Writing to acknowledge the four-year anniversary of their capture, Hadley said he aimed to "reiterate our commitment to rescuing our American citizens and update you on our efforts to bring them home safely." He also noted the government's efforts "to locate and rescue our Americans."
Northrop Grumman, the government's second-largest defense contractor, was not comforted.
Thanking Hadley for his correspondence, Pitts wrote back on Feb. 12, calling himself "concerned with the letter's exclusive focus on military rescue as an option for securing our employees' safe return." He urged the government to step up its diplomatic options.
"With four years having passed since the kidnapping, and given the inherent dangers in a military rescue, it is critical that other options be pursued," Pitts wrote in his letter, a copy of which was obtained by the AP.
In a January trip to Bogota, Shannon of the State Department said the U.S. supports a Colombian military rescue of the Americans. "We have a lot of confidence in the (Colombian) government and the security services here in finding a way to free the hostages and we want to work together to achieve this," Shannon said.
FARC has killed hostages in the past
The FARC has killed hostages during past rescue attempts, and Northrop Grumman and the three Americans' families have pleaded with the government to reject that option.
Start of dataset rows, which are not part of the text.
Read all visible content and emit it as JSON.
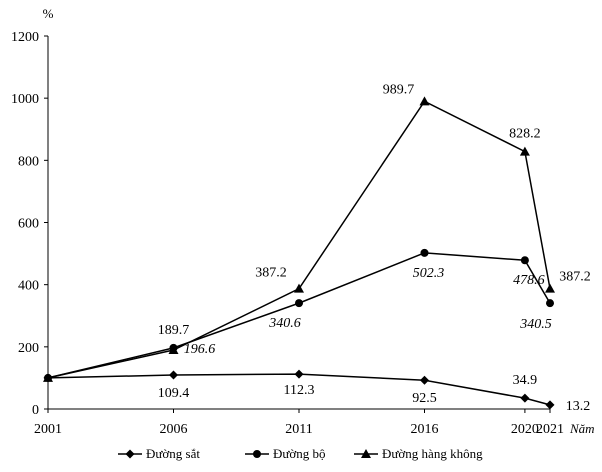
{
  "chart_data": {
    "type": "line",
    "title": "",
    "ylabel": "%",
    "xlabel": "Năm",
    "x": [
      "2001",
      "2006",
      "2011",
      "2016",
      "2020",
      "2021"
    ],
    "ylim": [
      0,
      1200
    ],
    "yticks": [
      0,
      200,
      400,
      600,
      800,
      1000,
      1200
    ],
    "grid": false,
    "legend_position": "bottom",
    "series": [
      {
        "name": "Đường sắt",
        "marker": "diamond",
        "values": [
          100,
          109.4,
          112.3,
          92.5,
          34.9,
          13.2
        ],
        "labels": [
          "",
          "109.4",
          "112.3",
          "92.5",
          "34.9",
          "13.2"
        ],
        "label_style": "normal"
      },
      {
        "name": "Đường bộ",
        "marker": "circle",
        "values": [
          100,
          196.6,
          340.6,
          502.3,
          478.6,
          340.5
        ],
        "labels": [
          "",
          "196.6",
          "340.6",
          "502.3",
          "478.6",
          "340.5"
        ],
        "label_style": "italic"
      },
      {
        "name": "Đường hàng không",
        "marker": "triangle",
        "values": [
          100,
          189.7,
          387.2,
          989.7,
          828.2,
          387.2
        ],
        "labels": [
          "",
          "189.7",
          "387.2",
          "989.7",
          "828.2",
          "387.2"
        ],
        "label_style": "normal"
      }
    ]
  }
}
Last weekend, seven elite Colombian commandos were killed, cut down by machine-gun fire, in a jungle raid on a FARC base as they descended from a helicopter on ropes.
David Heyman, a counterterror specialist at the Center for Strategic and International Studies in Washington, said rescue missions "are inherently very, very dangerous," and noted that the United States has had mixed success in carrying them out.
Mariana Howes, Tom's wife, has stopped telling her 10-year-old son that his father will come home.
Tommy Howes Jr. was 5 when his father was taken hostage. Mariana Howes, of Merritt Island, Fla., says the government no longer tells her anything about what it is doing to free her husband, so "my hope is not very high."
Thomas Jr. "doesn't know the whole story," she said. "He still thinks (his father) is coming back sometime. I've tried not to talk about it lately because I don't know if he's coming back or not."